The parties can however agree to extend the time during which the suspensive condition must be fulfilled. Such extension must be in writing and signed by both the Seller and Purchaser as per the requirements of the Alienation of Land Act 68 of 1981. It must also be done before the time limit of the suspensive condition expires. In the above “bond condition” clause example, this would mean that the parties would have to sign the extension before 2 December 2013 to prevent the Deed of Sale from lapsing. In the Marais case the court held that even if the suspensive condition had been inserted in the contract for the exclusive benefit of the Purchaser, the Purchaser would have had to communicate his intention to waive the requirement before it lapsed.

In the Marais case the parties entered into a written agreement of sale with a suspensive condition that a bond in the amount of R10 149 072 needed to be obtained by 15 August 2005. The Purchaser, however, only obtained a mortgage bond in the amount of R9 650 000, which was granted on 2 August 2005. The respondent’s attorneys argued that the suspensive condition had been substantially fulfilled because the shortfall was, in their opinion, only a “minor shortfall” and therefore an insignificant amount compared to the purchase price. The court did not agree with this and found that it could not be said that the parties intended the suspensive condition to be fulfilled in any way other than what was expressly stipulated in the Deed of Sale. The court found that the contract had therefore lapsed.

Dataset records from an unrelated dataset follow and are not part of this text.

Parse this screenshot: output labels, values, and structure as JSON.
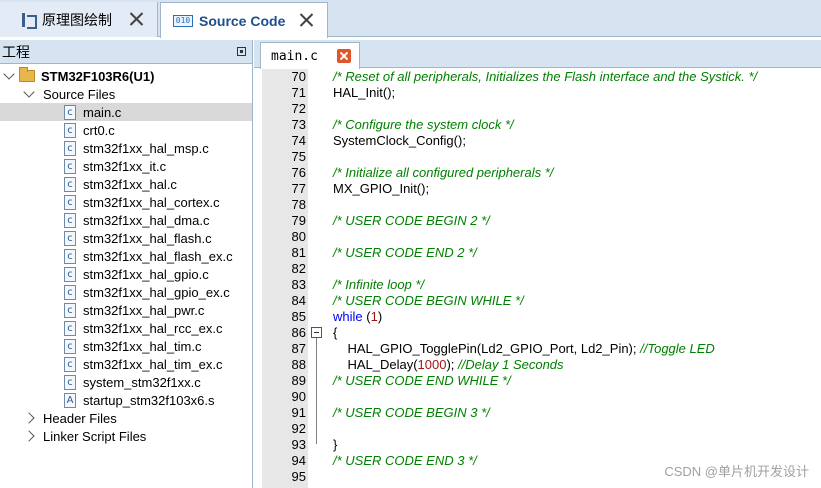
{
  "top_tabs": [
    {
      "label": "原理图绘制",
      "icon": "schematic-icon"
    },
    {
      "label": "Source Code",
      "icon": "source-code-icon",
      "icon_text": "010",
      "active": true
    }
  ],
  "project_panel": {
    "title": "工程",
    "project": "STM32F103R6(U1)",
    "source_group": "Source Files",
    "files": [
      "main.c",
      "crt0.c",
      "stm32f1xx_hal_msp.c",
      "stm32f1xx_it.c",
      "stm32f1xx_hal.c",
      "stm32f1xx_hal_cortex.c",
      "stm32f1xx_hal_dma.c",
      "stm32f1xx_hal_flash.c",
      "stm32f1xx_hal_flash_ex.c",
      "stm32f1xx_hal_gpio.c",
      "stm32f1xx_hal_gpio_ex.c",
      "stm32f1xx_hal_pwr.c",
      "stm32f1xx_hal_rcc_ex.c",
      "stm32f1xx_hal_tim.c",
      "stm32f1xx_hal_tim_ex.c",
      "system_stm32f1xx.c",
      "startup_stm32f103x6.s"
    ],
    "file_icon_letters": [
      "c",
      "c",
      "c",
      "c",
      "c",
      "c",
      "c",
      "c",
      "c",
      "c",
      "c",
      "c",
      "c",
      "c",
      "c",
      "c",
      "A"
    ],
    "groups_collapsed": [
      "Header Files",
      "Linker Script Files"
    ]
  },
  "editor": {
    "tab_label": "main.c",
    "lines": [
      {
        "n": "70",
        "t": "/* Reset of all peripherals, Initializes the Flash interface and the Systick. */",
        "k": "cm"
      },
      {
        "n": "71",
        "t": "HAL_Init();",
        "k": ""
      },
      {
        "n": "72",
        "t": "",
        "k": ""
      },
      {
        "n": "73",
        "t": "/* Configure the system clock */",
        "k": "cm"
      },
      {
        "n": "74",
        "t": "SystemClock_Config();",
        "k": ""
      },
      {
        "n": "75",
        "t": "",
        "k": ""
      },
      {
        "n": "76",
        "t": "/* Initialize all configured peripherals */",
        "k": "cm"
      },
      {
        "n": "77",
        "t": "MX_GPIO_Init();",
        "k": ""
      },
      {
        "n": "78",
        "t": "",
        "k": ""
      },
      {
        "n": "79",
        "t": "/* USER CODE BEGIN 2 */",
        "k": "cm"
      },
      {
        "n": "80",
        "t": "",
        "k": ""
      },
      {
        "n": "81",
        "t": "/* USER CODE END 2 */",
        "k": "cm"
      },
      {
        "n": "82",
        "t": "",
        "k": ""
      },
      {
        "n": "83",
        "t": "/* Infinite loop */",
        "k": "cm"
      },
      {
        "n": "84",
        "t": "/* USER CODE BEGIN WHILE */",
        "k": "cm"
      },
      {
        "n": "85",
        "t": "",
        "k": "while",
        "kw": "while",
        "open": " (",
        "num": "1",
        "close": ")"
      },
      {
        "n": "86",
        "t": "{",
        "k": ""
      },
      {
        "n": "87",
        "t": "",
        "k": "toggle",
        "code": "    HAL_GPIO_TogglePin(Ld2_GPIO_Port, Ld2_Pin); ",
        "comment": "//Toggle LED"
      },
      {
        "n": "88",
        "t": "",
        "k": "delay",
        "code": "    HAL_Delay(",
        "num": "1000",
        "code2": "); ",
        "comment": "//Delay 1 Seconds"
      },
      {
        "n": "89",
        "t": "/* USER CODE END WHILE */",
        "k": "cm"
      },
      {
        "n": "90",
        "t": "",
        "k": ""
      },
      {
        "n": "91",
        "t": "/* USER CODE BEGIN 3 */",
        "k": "cm"
      },
      {
        "n": "92",
        "t": "",
        "k": ""
      },
      {
        "n": "93",
        "t": "}",
        "k": ""
      },
      {
        "n": "94",
        "t": "/* USER CODE END 3 */",
        "k": "cm"
      },
      {
        "n": "95",
        "t": "",
        "k": ""
      }
    ]
  },
  "watermark": "CSDN @单片机开发设计",
  "colors": {
    "comment": "#008000",
    "keyword": "#0000ff",
    "number": "#a31515",
    "tab_active_text": "#1e4e8c"
  }
}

If a suspensive condition will not be fulfilled in time, rather take the necessary precautions beforehand to avoid a lapsed Deed of Sale. We advise that you contact a professional for advice in this regard.

Reference list:

Kontraktereg, UNISA 2004
Self-Study Conveyancing Course for Attorneys, Gawie le Roux, 2013
Alienation of Land Act 68 of 1981
Marais v Kovacs Investments 724 (Pty) Ltd [2009] 1 All SA 174 (C)
Meyer v Barnardo and another 1984 (2) SA 580 (N)
This article is a general information sheet and should not be used or relied on as legal or other professional advice. No liability can be accepted for any errors or omissions nor for any loss or damage arising from reliance upon any information herein. Always contact your legal adviser for specific and detailed advice. Errors and omissions excepted (E&OE).